Sunday, November 10, 2013

Top 5 infosec links of the Week

Vulnerabilities, future malware, The Princess Bride and international collaboration including China. This week has been full of information that now we offer you as a brief summary, in response to some requests that have sent to us to make Sundays become a repository of weekly most read links. Here we go!



Of course, you do like things like lists. Two of the most read news last seven days have been exactly two lists: the first one, the long list of vulnerabilities that security researcher Mohamed Osman Saeed discovered on Oracle, HP and Symantec websites, among others; second one, the also long list of Australian websites hacked via defacement by Indonesian groups, in response to Australia-NSA alleged collaboration for spying on Indonesia.

Does anyone imagine an attack like #opAustralia with malware that could not be removed even if the device is disconnected from the network? Well that would be the case BadBIOS, which is transmitted via USB, but activated by ultrasound.

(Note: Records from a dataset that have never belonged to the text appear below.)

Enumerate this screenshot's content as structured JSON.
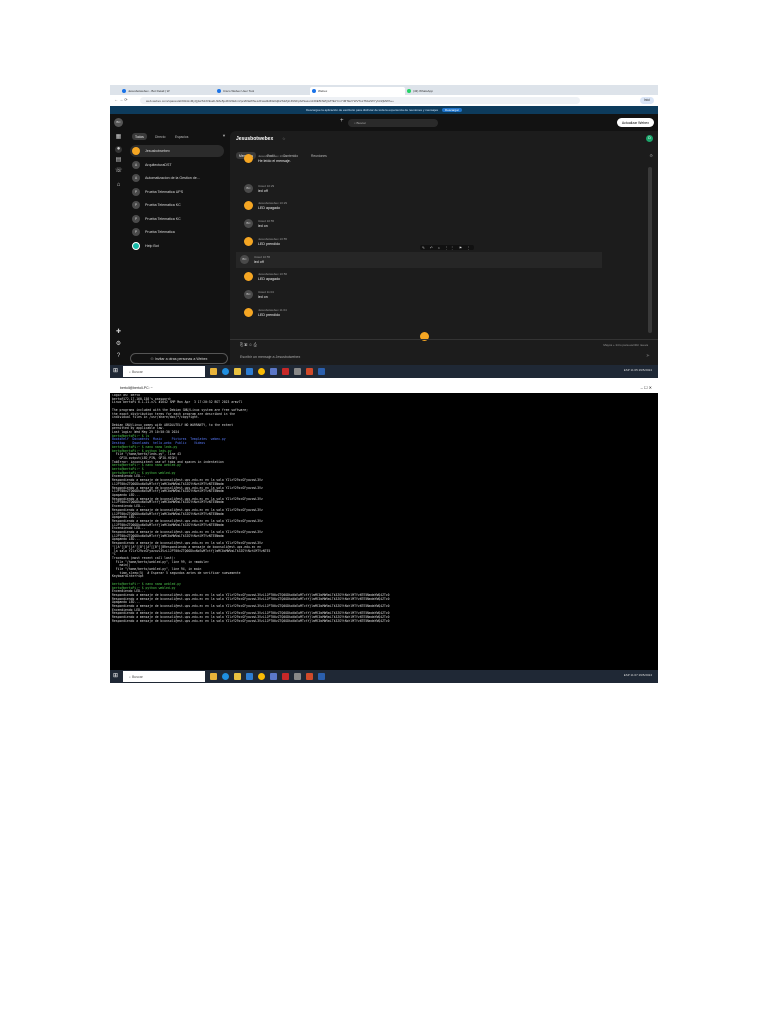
{
  "browser": {
    "tabs": [
      "Jesusbotwebex - Bot Detail | W",
      "Cisco Webex User Tool",
      "Webex",
      "(43) WhatsApp"
    ],
    "url": "web.webex.com/spaces/ah90nHvMyQjIs2S3JVEudLhMe5jo3hG5kdmVpc2RlaWNeL2Fwa0k3hE0djb2S2ZjIcJhtNFpb2SaLsmNDE5NWQzZTEzYmYtMTE2YWVToLTMxZWYyNzZjMWh++",
    "banner_text": "Descargue la aplicación de escritorio para disfrutar de toda la experiencia de reuniones y mensajes",
    "banner_button": "Descargar",
    "profile": "Inici"
  },
  "webex": {
    "user_initials": "BC",
    "search_placeholder": "Buscar",
    "update_button": "Actualizar Webex",
    "filters": [
      "Todos",
      "Directo",
      "Espacios"
    ],
    "spaces": [
      {
        "initial": "",
        "name": "Jesusbotwebex",
        "selected": true
      },
      {
        "initial": "A",
        "name": "ArquitecturaDST"
      },
      {
        "initial": "A",
        "name": "Automatizacion de la Gestion de..."
      },
      {
        "initial": "P",
        "name": "Prueba Telematica UPS"
      },
      {
        "initial": "P",
        "name": "Prueba Telematica KC"
      },
      {
        "initial": "P",
        "name": "Prueba Telematica KC"
      },
      {
        "initial": "P",
        "name": "Prueba Telematica"
      },
      {
        "initial": "",
        "name": "Help Bot"
      }
    ],
    "invite_button": "Invitar a otras personas a Webex",
    "space_title": "Jesusbotwebex",
    "space_avatar": "D",
    "space_tabs": [
      "Mensajes",
      "Perfil",
      "Contenido",
      "Reuniones"
    ],
    "messages": [
      {
        "who": "Jesusbotwebex",
        "time": "10:29",
        "text": "He leído el mensaje.",
        "bot": true
      },
      {
        "who": "Usted",
        "time": "10:29",
        "text": "led off",
        "bot": false
      },
      {
        "who": "Jesusbotwebex",
        "time": "10:29",
        "text": "LED apagado",
        "bot": true
      },
      {
        "who": "Usted",
        "time": "10:55",
        "text": "led on",
        "bot": false
      },
      {
        "who": "Jesusbotwebex",
        "time": "10:55",
        "text": "LED prendido",
        "bot": true
      },
      {
        "who": "Usted",
        "time": "10:55",
        "text": "led off",
        "bot": false
      },
      {
        "who": "Jesusbotwebex",
        "time": "10:56",
        "text": "LED apagado",
        "bot": true
      },
      {
        "who": "Usted",
        "time": "11:04",
        "text": "led on",
        "bot": false
      },
      {
        "who": "Jesusbotwebex",
        "time": "11:04",
        "text": "LED prendido",
        "bot": true
      }
    ],
    "compose_hint": "Mayús + Intro para escribir nueva",
    "compose_placeholder": "Escribir un mensaje a Jesusbotwebex"
  },
  "taskbar": {
    "search": "Buscar",
    "lang": "ESP",
    "time1": "11:05",
    "time2": "11:07",
    "date": "29/5/2024"
  },
  "terminal": {
    "title": "bertoll@bertoll-PC: ~",
    "lines": [
      {
        "c": "",
        "t": "login as: berto"
      },
      {
        "c": "",
        "t": "berto@172.17.160.158's password:"
      },
      {
        "c": "",
        "t": "Linux bertoPi 6.1.21-v7+ #1642 SMP Mon Apr  3 17:20:52 BST 2023 armv7l"
      },
      {
        "c": "",
        "t": ""
      },
      {
        "c": "",
        "t": "The programs included with the Debian GNU/Linux system are free software;"
      },
      {
        "c": "",
        "t": "the exact distribution terms for each program are described in the"
      },
      {
        "c": "",
        "t": "individual files in /usr/share/doc/*/copyright."
      },
      {
        "c": "",
        "t": ""
      },
      {
        "c": "",
        "t": "Debian GNU/Linux comes with ABSOLUTELY NO WARRANTY, to the extent"
      },
      {
        "c": "",
        "t": "permitted by applicable law."
      },
      {
        "c": "",
        "t": "Last login: Wed May 29 10:50:30 2024"
      },
      {
        "c": "g",
        "t": "berto@bertoPi:~ $ ls"
      },
      {
        "c": "b",
        "t": "Bookshelf  Documents  Music     Pictures  Templates  webex.py"
      },
      {
        "c": "b",
        "t": "Desktop    Downloads  hello.webx  Public    Videos"
      },
      {
        "c": "g",
        "t": "berto@bertoPi:~ $ nano nano leds.py"
      },
      {
        "c": "g",
        "t": "berto@bertoPi:~ $ python leds.py"
      },
      {
        "c": "",
        "t": "  File \"/home/berto/leds.py\", line 43"
      },
      {
        "c": "",
        "t": "    GPIO.output(LED_PIN, GPIO.HIGH)"
      },
      {
        "c": "",
        "t": "TabError: inconsistent use of tabs and spaces in indentation"
      },
      {
        "c": "g",
        "t": "berto@bertoPi:~ $ nano nano webled.py"
      },
      {
        "c": "g",
        "t": "berto@bertoPi:~ $"
      },
      {
        "c": "g",
        "t": "berto@bertoPi:~ $ python webled.py"
      },
      {
        "c": "",
        "t": "Encendiendo LED..."
      },
      {
        "c": "",
        "t": "Respondiendo a mensaje de bconsoli@est.ups.edu.ec en la sala Y2lzY29zcGFyazovL3Vz"
      },
      {
        "c": "",
        "t": "L1JPT00vZTQ0ODkxNzEwMTctYjlmMC0xMWVmLTk3ZGYtNzhlMTYzNTE5Nmdm"
      },
      {
        "c": "",
        "t": "Respondiendo a mensaje de bconsoli@est.ups.edu.ec en la sala Y2lzY29zcGFyazovL3Vz"
      },
      {
        "c": "",
        "t": "L1JPT00vZTQ0ODkxNzEwMTctYjlmMC0xMWVmLTk3ZGYtNzhlMTYzNTE5Nmdm"
      },
      {
        "c": "",
        "t": "Apagando LED..."
      },
      {
        "c": "",
        "t": "Respondiendo a mensaje de bconsoli@est.ups.edu.ec en la sala Y2lzY29zcGFyazovL3Vz"
      },
      {
        "c": "",
        "t": "L1JPT00vZTQ0ODkxNzEwMTctYjlmMC0xMWVmLTk3ZGYtNzhlMTYzNTE5Nmdm"
      },
      {
        "c": "",
        "t": "Encendiendo LED..."
      },
      {
        "c": "",
        "t": "Respondiendo a mensaje de bconsoli@est.ups.edu.ec en la sala Y2lzY29zcGFyazovL3Vz"
      },
      {
        "c": "",
        "t": "L1JPT00vZTQ0ODkxNzEwMTctYjlmMC0xMWVmLTk3ZGYtNzhlMTYzNTE5Nmdm"
      },
      {
        "c": "",
        "t": "Apagando LED..."
      },
      {
        "c": "",
        "t": "Respondiendo a mensaje de bconsoli@est.ups.edu.ec en la sala Y2lzY29zcGFyazovL3Vz"
      },
      {
        "c": "",
        "t": "L1JPT00vZTQ0ODkxNzEwMTctYjlmMC0xMWVmLTk3ZGYtNzhlMTYzNTE5Nmdm"
      },
      {
        "c": "",
        "t": "Encendiendo LED..."
      },
      {
        "c": "",
        "t": "Respondiendo a mensaje de bconsoli@est.ups.edu.ec en la sala Y2lzY29zcGFyazovL3Vz"
      },
      {
        "c": "",
        "t": "L1JPT00vZTQ0ODkxNzEwMTctYjlmMC0xMWVmLTk3ZGYtNzhlMTYzNTE5Nmdm"
      },
      {
        "c": "",
        "t": "Apagando LED..."
      },
      {
        "c": "",
        "t": "Respondiendo a mensaje de bconsoli@est.ups.edu.ec en la sala Y2lzY29zcGFyazovL3Vz"
      },
      {
        "c": "",
        "t": "^[[A^[[B^[[A^[[B^[[A^[[B^[[BRespondiendo a mensaje de bconsoli@est.ups.edu.ec en"
      },
      {
        "c": "",
        "t": " la sala Y2lzY29zcGFyazovL3VzL1JPT00vZTQ0ODkxNzEwMTctYjlmMC0xMWVmLTk3ZGYtNzhlMTYzNTE5"
      },
      {
        "c": "",
        "t": "^C"
      },
      {
        "c": "",
        "t": "Traceback (most recent call last):"
      },
      {
        "c": "",
        "t": "  File \"/home/berto/webled.py\", line 99, in <module>"
      },
      {
        "c": "",
        "t": "    main()"
      },
      {
        "c": "",
        "t": "  File \"/home/berto/webled.py\", line 94, in main"
      },
      {
        "c": "",
        "t": "    time.sleep(5)  # Esperar 5 segundos antes de verificar nuevamente"
      },
      {
        "c": "",
        "t": "KeyboardInterrupt"
      },
      {
        "c": "",
        "t": ""
      },
      {
        "c": "g",
        "t": "berto@bertoPi:~ $ nano nano webled.py"
      },
      {
        "c": "g",
        "t": "berto@bertoPi:~ $ python webled.py"
      },
      {
        "c": "",
        "t": "Encendiendo LED..."
      },
      {
        "c": "",
        "t": "Respondiendo a mensaje de bconsoli@est.ups.edu.ec en la sala Y2lzY29zcGFyazovL3VzL1JPT00vZTQ0ODkxNzEwMTctYjlmMC0xMWVmLTk3ZGYtNzhlMTYzNTE5NmdmYWQ4ZTc0"
      },
      {
        "c": "",
        "t": "Respondiendo a mensaje de bconsoli@est.ups.edu.ec en la sala Y2lzY29zcGFyazovL3VzL1JPT00vZTQ0ODkxNzEwMTctYjlmMC0xMWVmLTk3ZGYtNzhlMTYzNTE5NmdmYWQ4ZTc0"
      },
      {
        "c": "",
        "t": "Apagando LED..."
      },
      {
        "c": "",
        "t": "Respondiendo a mensaje de bconsoli@est.ups.edu.ec en la sala Y2lzY29zcGFyazovL3VzL1JPT00vZTQ0ODkxNzEwMTctYjlmMC0xMWVmLTk3ZGYtNzhlMTYzNTE5NmdmYWQ4ZTc0"
      },
      {
        "c": "",
        "t": "Encendiendo LED..."
      },
      {
        "c": "",
        "t": "Respondiendo a mensaje de bconsoli@est.ups.edu.ec en la sala Y2lzY29zcGFyazovL3VzL1JPT00vZTQ0ODkxNzEwMTctYjlmMC0xMWVmLTk3ZGYtNzhlMTYzNTE5NmdmYWQ4ZTc0"
      },
      {
        "c": "",
        "t": "Respondiendo a mensaje de bconsoli@est.ups.edu.ec en la sala Y2lzY29zcGFyazovL3VzL1JPT00vZTQ0ODkxNzEwMTctYjlmMC0xMWVmLTk3ZGYtNzhlMTYzNTE5NmdmYWQ4ZTc0"
      },
      {
        "c": "",
        "t": "Respondiendo a mensaje de bconsoli@est.ups.edu.ec en la sala Y2lzY29zcGFyazovL3VzL1JPT00vZTQ0ODkxNzEwMTctYjlmMC0xMWVmLTk3ZGYtNzhlMTYzNTE5NmdmYWQ4ZTc0"
      }
    ]
  }
}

Therefore, once installed get rid of it is a thankless task, especially since it takes time to discover so peculiar activation system.

And because malware knows no borders, Chinese authorities take advantage of it, so they insist each time that his country is bullied by cybercriminals as anyone. They again said that, this week, at the cybersecurity leaders world meeting held in San Francisco, where they also took the opportunity to ask a real world collaborative agreement to address the (in)security.

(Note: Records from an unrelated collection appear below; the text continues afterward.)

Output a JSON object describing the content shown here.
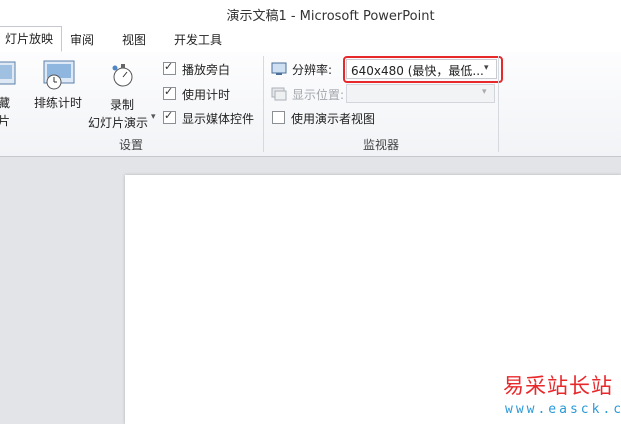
{
  "window": {
    "title": "演示文稿1 - Microsoft PowerPoint"
  },
  "tabs": [
    {
      "label": "灯片放映",
      "active": true
    },
    {
      "label": "审阅",
      "active": false
    },
    {
      "label": "视图",
      "active": false
    },
    {
      "label": "开发工具",
      "active": false
    }
  ],
  "ribbon": {
    "setup_group": {
      "label": "设置",
      "hide_slide": {
        "line1": "隐藏",
        "line2": "灯片"
      },
      "rehearse_timings": "排练计时",
      "record": {
        "line1": "录制",
        "line2": "幻灯片演示"
      },
      "checkboxes": [
        {
          "label": "播放旁白",
          "checked": true
        },
        {
          "label": "使用计时",
          "checked": true
        },
        {
          "label": "显示媒体控件",
          "checked": true
        }
      ]
    },
    "monitors_group": {
      "label": "监视器",
      "resolution_label": "分辨率:",
      "resolution_value": "640x480 (最快，最低...",
      "show_on_label": "显示位置:",
      "show_on_value": "",
      "presenter_view": {
        "label": "使用演示者视图",
        "checked": false
      }
    }
  },
  "watermark": {
    "cn": "易采站长站",
    "url": "www.easck.com"
  },
  "colors": {
    "highlight_box": "#e8292c",
    "watermark_red": "#e8292c",
    "watermark_blue": "#2b9ad8"
  }
}
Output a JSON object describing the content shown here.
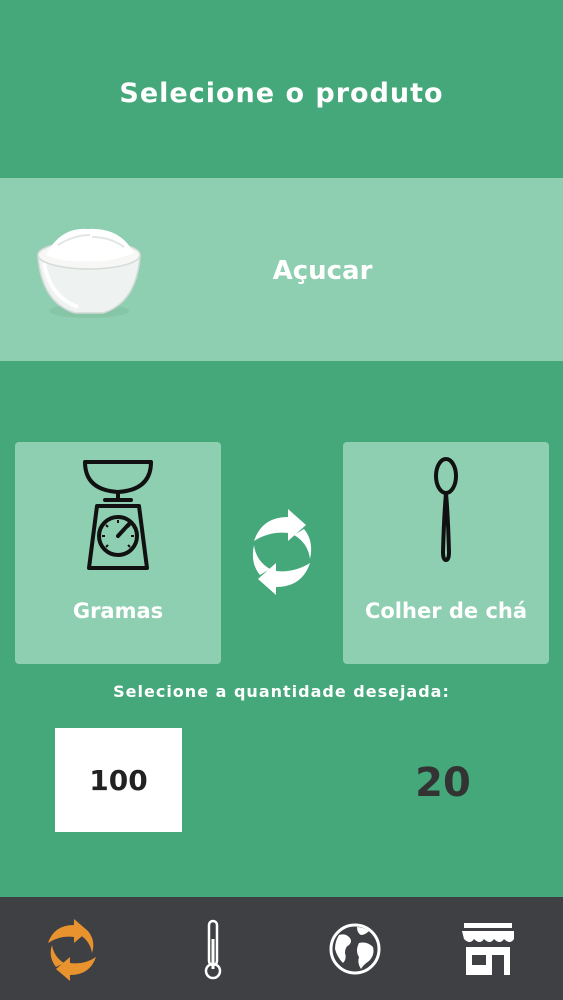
{
  "header": {
    "title": "Selecione o produto"
  },
  "product": {
    "name": "Açucar",
    "image_icon": "sugar-bowl"
  },
  "units": {
    "from": {
      "label": "Gramas",
      "icon": "kitchen-scale"
    },
    "to": {
      "label": "Colher de chá",
      "icon": "teaspoon"
    },
    "swap_icon": "swap-arrows"
  },
  "quantity": {
    "caption": "Selecione a quantidade desejada:",
    "input_value": "100",
    "result": "20"
  },
  "nav": {
    "items": [
      {
        "icon": "swap-arrows",
        "active": true
      },
      {
        "icon": "thermometer",
        "active": false
      },
      {
        "icon": "globe",
        "active": false
      },
      {
        "icon": "store",
        "active": false
      }
    ]
  },
  "colors": {
    "background": "#44a87b",
    "panel": "#8fcfb1",
    "nav_background": "#3e4043",
    "nav_active": "#e8932e",
    "nav_inactive": "#ffffff",
    "result_text": "#333333"
  }
}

Finally, the "romantic" wink of the week: Silk Road’s return to activity, one of the largest organizations to buy and sell drugs, hacking services, counterfeit and a wide range of illegal items under the anonymity of the Tor network. “Romantic" wink because its new leader after the arrest of the precedent, it is called Dread Pirate Roberts, ie the same identity as the series of characters on the book and movie The Princess Bride.